The win by Di Mare workers has also bolstered the iconic UFW organization, representing the labor union’s first major win in the state in six years, The Sacramento Bee said. This past summer, UFW and farmworkers also celebrated a historic victory in New York.
“I joined the Di Mare workers at their victory party on Sunday,” said UFW President Teresa Romero. “I saw the look of pride and hope in workers’ eyes. I saw their excitement. Thanks to good friends like you supporting the workers’ fight for this new law, they were able to vote off the jobsite and away from the supervisors’ prying eyes … and win!”
Farmworkers led the fierce effort to make the Agricultural Labor Relations Voting Choice Act a reality, including launching a 335-mile march from Delano to Sacramento in August 2022 to urge Gov. Gavin Newsom to support the legislation. The governor had disappointingly vetoed a version of the bill a year prior. ”Starting early in relatively mild temperatures, we have our sights set on Sacramento and the right to choose how we vote in union elections, free from intimidation or coercion,” UFW said at the time.

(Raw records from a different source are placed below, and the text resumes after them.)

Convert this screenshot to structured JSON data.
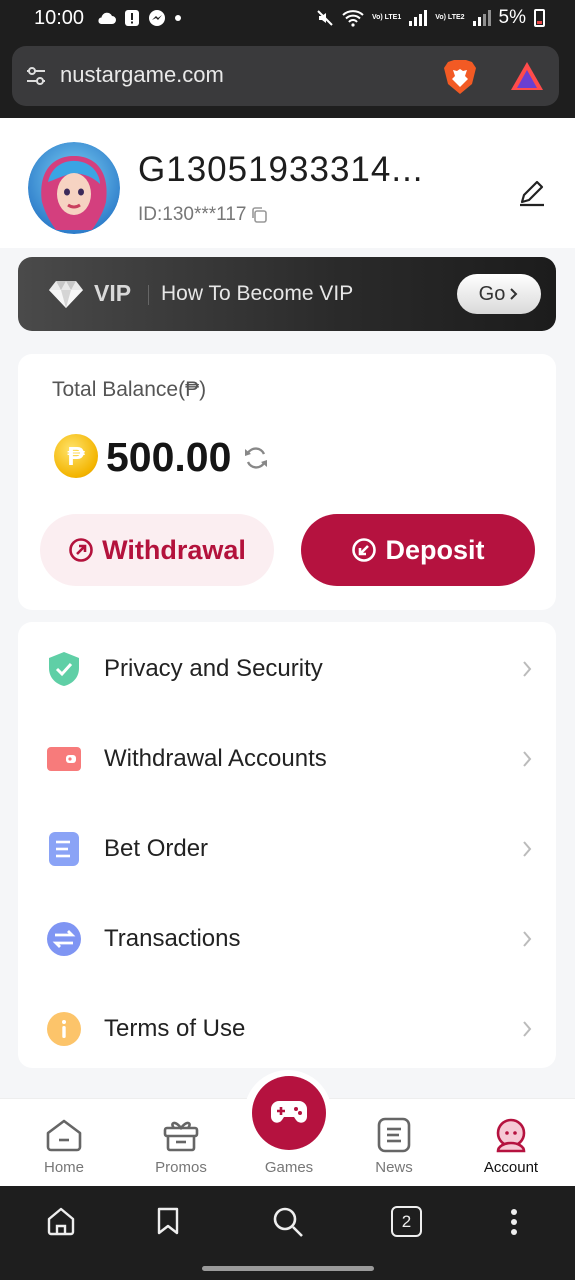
{
  "status_bar": {
    "time": "10:00",
    "lte1": "Vo) LTE1",
    "lte2": "Vo) LTE2",
    "battery": "5%"
  },
  "browser": {
    "url": "nustargame.com",
    "tab_count": "2"
  },
  "profile": {
    "username": "G13051933314...",
    "id_text": "ID:130***117"
  },
  "vip": {
    "label": "VIP",
    "text": "How To Become VIP",
    "go": "Go"
  },
  "balance": {
    "label": "Total Balance(₱)",
    "coin_symbol": "₱",
    "amount": "500.00",
    "withdraw": "Withdrawal",
    "deposit": "Deposit"
  },
  "menu": [
    {
      "label": "Privacy and Security",
      "icon": "shield-check-icon",
      "color": "#5fcfa6"
    },
    {
      "label": "Withdrawal Accounts",
      "icon": "wallet-icon",
      "color": "#f77b7b"
    },
    {
      "label": "Bet Order",
      "icon": "document-icon",
      "color": "#8aa3f6"
    },
    {
      "label": "Transactions",
      "icon": "transfer-icon",
      "color": "#7f95f3"
    },
    {
      "label": "Terms of Use",
      "icon": "info-icon",
      "color": "#fcc46a"
    }
  ],
  "nav": {
    "home": "Home",
    "promos": "Promos",
    "games": "Games",
    "news": "News",
    "account": "Account"
  },
  "colors": {
    "accent": "#b5123f",
    "accent_light": "#fbeef1"
  }
}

By the time marchers reached Sacramento, temperatures had hit record-breaking triple digits. But marchers also knew that the farmworkers who put food on our tables are enduring this intense heat every season. In a victory for workers and marchers, Gov. Newsom signed the Agricultural Labor Relations Voting Choice Act in September 2022. Gov. Newsom said at the time, ‘California’s farmworkers are the lifeblood of our state, and they have the fundamental right to unionize and advocate for themselves in the workplace.'”

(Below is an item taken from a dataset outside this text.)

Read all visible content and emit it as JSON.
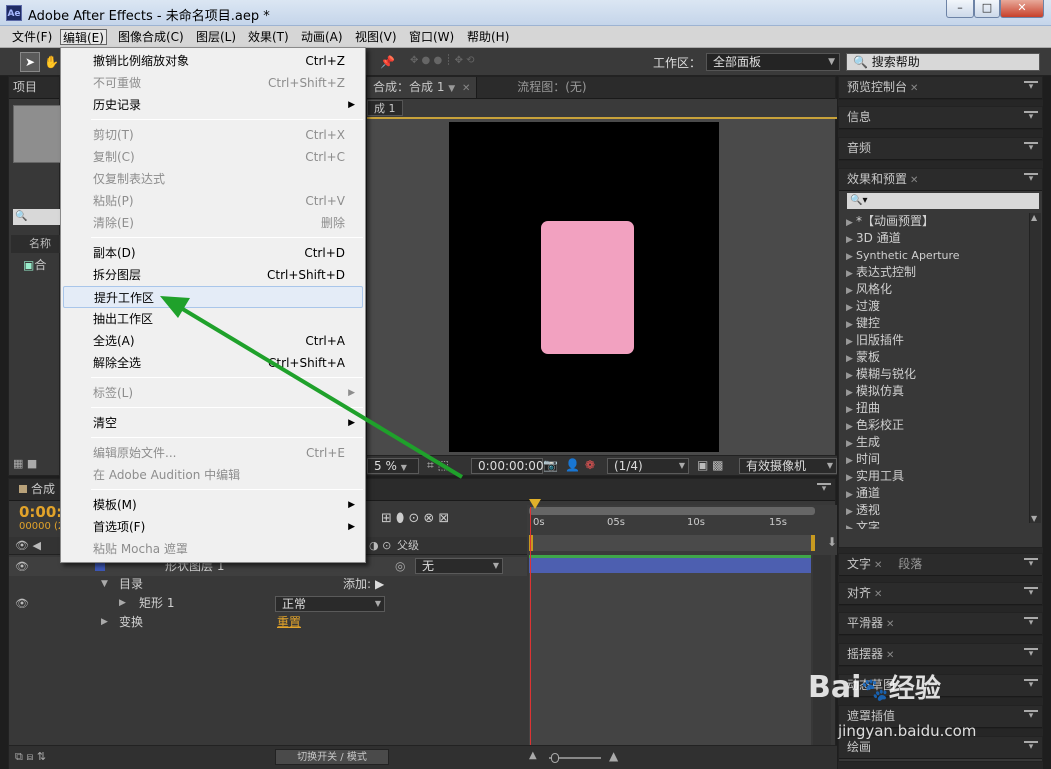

In New York this past summer, farmworkers and labor organizers scored one of their biggest wins in years, when 500 workers across four apple farms and one vegetable farm were unionized. “It’s the union’s biggest organizing success in years, and the first time the California-based union has organized in the north-east,” The Guardian reported. Santos Mendoza Escamilla, a Lynn-Ette & Sons worker, said he feels like he now has somebody in his corner. “Sometimes we are pushed to work so hard, it doesn’t feel doable,” Mendoza Escamilla told The Guardian. “It was always the boss’s word. Now with a union, we feel we have someone pushing back.”

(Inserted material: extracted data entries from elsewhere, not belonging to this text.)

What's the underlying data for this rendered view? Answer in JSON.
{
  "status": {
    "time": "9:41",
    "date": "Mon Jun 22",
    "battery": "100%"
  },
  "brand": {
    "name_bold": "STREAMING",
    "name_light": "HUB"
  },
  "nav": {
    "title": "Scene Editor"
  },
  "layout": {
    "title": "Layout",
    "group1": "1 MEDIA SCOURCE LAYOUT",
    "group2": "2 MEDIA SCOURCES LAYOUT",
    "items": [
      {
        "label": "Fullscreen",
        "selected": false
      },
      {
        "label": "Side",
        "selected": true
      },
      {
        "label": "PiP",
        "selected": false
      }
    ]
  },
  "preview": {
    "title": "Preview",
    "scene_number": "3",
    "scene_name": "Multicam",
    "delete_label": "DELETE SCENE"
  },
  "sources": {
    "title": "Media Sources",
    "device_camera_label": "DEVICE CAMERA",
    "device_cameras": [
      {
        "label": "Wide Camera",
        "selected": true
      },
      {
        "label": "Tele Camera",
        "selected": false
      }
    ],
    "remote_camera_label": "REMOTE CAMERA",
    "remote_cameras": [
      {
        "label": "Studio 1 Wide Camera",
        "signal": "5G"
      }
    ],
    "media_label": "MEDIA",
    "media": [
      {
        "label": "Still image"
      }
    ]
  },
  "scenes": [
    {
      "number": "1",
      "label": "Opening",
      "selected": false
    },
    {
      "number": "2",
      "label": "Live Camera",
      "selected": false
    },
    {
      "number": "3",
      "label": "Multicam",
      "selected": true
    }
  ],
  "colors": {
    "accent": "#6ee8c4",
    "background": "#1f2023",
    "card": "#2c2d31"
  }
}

Even though DMB Packing is challenging the victory in California, Cal Matters reports that Romero believes “their initial victory would encourage other farmworkers to organize and to feel more comfortable about their anonymity and job security while voting in elections.”
— United Farm Workers (@UFWupdates) November 9, 2023
“I want to thank each one of our loyal UFW supporters for everything you’ve done to help workers reach this victory,” Romero said following the Di Mare win. “Without the march and vigil this victory never would have happened. We are figuring out this process as we go along, and this fight was still not easy – the company played tricks during the election, have filed objections to the election and are still challenging the workers’ victory. We will keep you updated, because we are in this together.”
Congratulations to farmworkers at Di Mare and UFW for this momentous victory. ¡Sí, se puede!